The trouble is that the shopper never gets to decide. The whole design of surveillance pricing is that the grounds of differentiation are hidden. You cannot object to being priced on your gender if you do not know your gender is in the model. You cannot contest a markup based on the inference that you are housebound if you never learn the inference was made. The ordinary apparatus of fairness, the ability to know the reason for a decision and to challenge it, simply does not engage, because the reason is buried in a proprietary system and the decision arrives disguised as a fact of nature. A price, to the shopper, looks like something the world has handed down. It does not look like an accusation, a profile or a bet. But that is what, increasingly, it is.
This is the argument that Veena Dubal, professor of law at the University of California, Irvine, has developed across both the consumer and the labour sides of the same phenomenon. Writing in Governing magazine in April 2026, Dubal set out why AI should not be setting prices or wages, and why states needed to push back. The techniques now spreading through consumer pricing were pioneered on workers, in the ride-hailing and food-delivery platforms, where her earlier research documented what she named algorithmic wage discrimination: the practice of paying different workers different amounts for substantially the same work, with the wage personalised in real time according to dozens of behavioural signals invisible to the worker. The platform companies, she has observed, have been at the cutting edge of experimenting with ways to control people without it being obvious, and when those experiments work, they leach into other industries. Surveillance pricing is the consumer-facing twin of surveillance pay. Both rest on the same engine of behavioural inference. Both produce outcomes the affected person cannot predict, cannot explain and cannot contest.

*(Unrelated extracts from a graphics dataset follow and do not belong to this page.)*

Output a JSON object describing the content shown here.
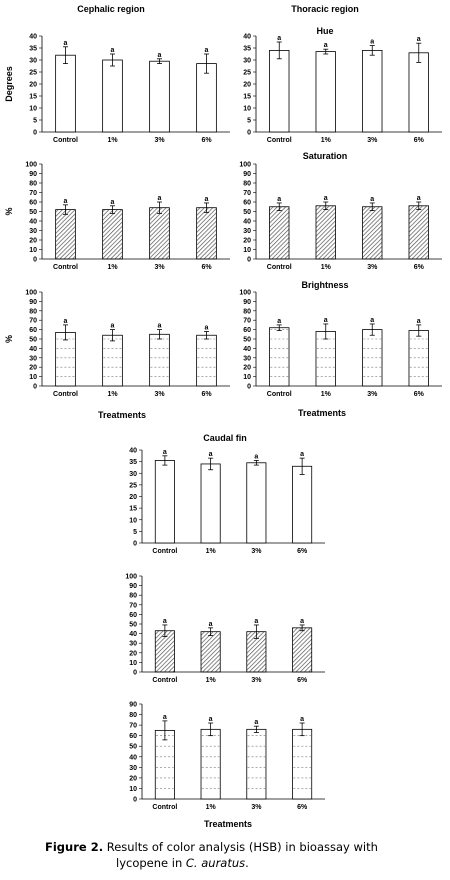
{
  "region_titles": {
    "cephalic": "Cephalic region",
    "thoracic": "Thoracic region",
    "caudal": "Caudal fin"
  },
  "row_titles": {
    "hue": "Hue",
    "saturation": "Saturation",
    "brightness": "Brightness"
  },
  "x_axis_title": "Treatments",
  "caption": {
    "label": "Figure 2.",
    "text_before": "Results of color analysis (HSB) in bioassay with",
    "text_cont": "lycopene in ",
    "species": "C. auratus",
    "end": "."
  },
  "colors": {
    "bar_stroke": "#000000",
    "hatch": "#555555",
    "grid_dash": "#777777"
  },
  "chart_data": [
    {
      "type": "bar",
      "region": "Cephalic region",
      "metric": "Hue",
      "fill": "plain",
      "categories": [
        "Control",
        "1%",
        "3%",
        "6%"
      ],
      "values": [
        32,
        30,
        29.5,
        28.5
      ],
      "errors": [
        3.5,
        2.5,
        1,
        4
      ],
      "significance": [
        "a",
        "a",
        "a",
        "a"
      ],
      "ylabel": "Degrees",
      "ylim": [
        0,
        40
      ],
      "yticks": [
        0,
        5,
        10,
        15,
        20,
        25,
        30,
        35,
        40
      ]
    },
    {
      "type": "bar",
      "region": "Thoracic region",
      "metric": "Hue",
      "fill": "plain",
      "categories": [
        "Control",
        "1%",
        "3%",
        "6%"
      ],
      "values": [
        34,
        33.5,
        34,
        33
      ],
      "errors": [
        3.5,
        1,
        2,
        4
      ],
      "significance": [
        "a",
        "a",
        "a",
        "a"
      ],
      "ylabel": "",
      "ylim": [
        0,
        40
      ],
      "yticks": [
        0,
        5,
        10,
        15,
        20,
        25,
        30,
        35,
        40
      ]
    },
    {
      "type": "bar",
      "region": "Cephalic region",
      "metric": "Saturation",
      "fill": "hatch",
      "categories": [
        "Control",
        "1%",
        "3%",
        "6%"
      ],
      "values": [
        52,
        52,
        54,
        54
      ],
      "errors": [
        5,
        4,
        6,
        5
      ],
      "significance": [
        "a",
        "a",
        "a",
        "a"
      ],
      "ylabel": "%",
      "ylim": [
        0,
        100
      ],
      "yticks": [
        0,
        10,
        20,
        30,
        40,
        50,
        60,
        70,
        80,
        90,
        100
      ]
    },
    {
      "type": "bar",
      "region": "Thoracic region",
      "metric": "Saturation",
      "fill": "hatch",
      "categories": [
        "Control",
        "1%",
        "3%",
        "6%"
      ],
      "values": [
        55,
        56,
        55,
        56
      ],
      "errors": [
        4,
        4,
        4,
        4
      ],
      "significance": [
        "a",
        "a",
        "a",
        "a"
      ],
      "ylabel": "",
      "ylim": [
        0,
        100
      ],
      "yticks": [
        0,
        10,
        20,
        30,
        40,
        50,
        60,
        70,
        80,
        90,
        100
      ]
    },
    {
      "type": "bar",
      "region": "Cephalic region",
      "metric": "Brightness",
      "fill": "dash",
      "categories": [
        "Control",
        "1%",
        "3%",
        "6%"
      ],
      "values": [
        57,
        54,
        55,
        54
      ],
      "errors": [
        8,
        6,
        5,
        4
      ],
      "significance": [
        "a",
        "a",
        "a",
        "a"
      ],
      "ylabel": "%",
      "ylim": [
        0,
        100
      ],
      "yticks": [
        0,
        10,
        20,
        30,
        40,
        50,
        60,
        70,
        80,
        90,
        100
      ]
    },
    {
      "type": "bar",
      "region": "Thoracic region",
      "metric": "Brightness",
      "fill": "dash",
      "categories": [
        "Control",
        "1%",
        "3%",
        "6%"
      ],
      "values": [
        62,
        58,
        60,
        59
      ],
      "errors": [
        3,
        8,
        6,
        6
      ],
      "significance": [
        "a",
        "a",
        "a",
        "a"
      ],
      "ylabel": "",
      "ylim": [
        0,
        100
      ],
      "yticks": [
        0,
        10,
        20,
        30,
        40,
        50,
        60,
        70,
        80,
        90,
        100
      ]
    },
    {
      "type": "bar",
      "region": "Caudal fin",
      "metric": "Hue",
      "fill": "plain",
      "categories": [
        "Control",
        "1%",
        "3%",
        "6%"
      ],
      "values": [
        35.5,
        34,
        34.5,
        33
      ],
      "errors": [
        2,
        2.5,
        1,
        3.5
      ],
      "significance": [
        "a",
        "a",
        "a",
        "a"
      ],
      "ylabel": "",
      "ylim": [
        0,
        40
      ],
      "yticks": [
        0,
        5,
        10,
        15,
        20,
        25,
        30,
        35,
        40
      ]
    },
    {
      "type": "bar",
      "region": "Caudal fin",
      "metric": "Saturation",
      "fill": "hatch",
      "categories": [
        "Control",
        "1%",
        "3%",
        "6%"
      ],
      "values": [
        43,
        42,
        42,
        46
      ],
      "errors": [
        6,
        4,
        7,
        3
      ],
      "significance": [
        "a",
        "a",
        "a",
        "a"
      ],
      "ylabel": "",
      "ylim": [
        0,
        100
      ],
      "yticks": [
        0,
        10,
        20,
        30,
        40,
        50,
        60,
        70,
        80,
        90,
        100
      ]
    },
    {
      "type": "bar",
      "region": "Caudal fin",
      "metric": "Brightness",
      "fill": "dash",
      "categories": [
        "Control",
        "1%",
        "3%",
        "6%"
      ],
      "values": [
        65,
        66,
        66,
        66
      ],
      "errors": [
        9,
        6,
        3,
        6
      ],
      "significance": [
        "a",
        "a",
        "a",
        "a"
      ],
      "ylabel": "",
      "ylim": [
        0,
        90
      ],
      "yticks": [
        0,
        10,
        20,
        30,
        40,
        50,
        60,
        70,
        80,
        90
      ]
    }
  ]
}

The Revenue Nobody Mentions #
Dubal's Governing piece adds a dimension that rarely surfaces in the consumer-protection framing: the state's own balance sheet. When algorithmic systems reclassify what would once have been straightforward taxable wages into a shifting patchwork of bonuses and incentives, calibrated worker by worker, the effect is not only to make individual incomes unpredictable. It is to erode the tax base on which public insurance depends. Dubal cites Connecticut, estimating that the state stands to lose around 60 million dollars a year in unemployment-insurance contributions as wages are restructured into forms that escape the payroll levy. The same opacity that lets a company extract a few extra pennies from a vulnerable shopper lets it shrink its obligations to the commons, and because the mechanism is granular and individualised, it is fiendishly hard for any tax authority to see, let alone challenge.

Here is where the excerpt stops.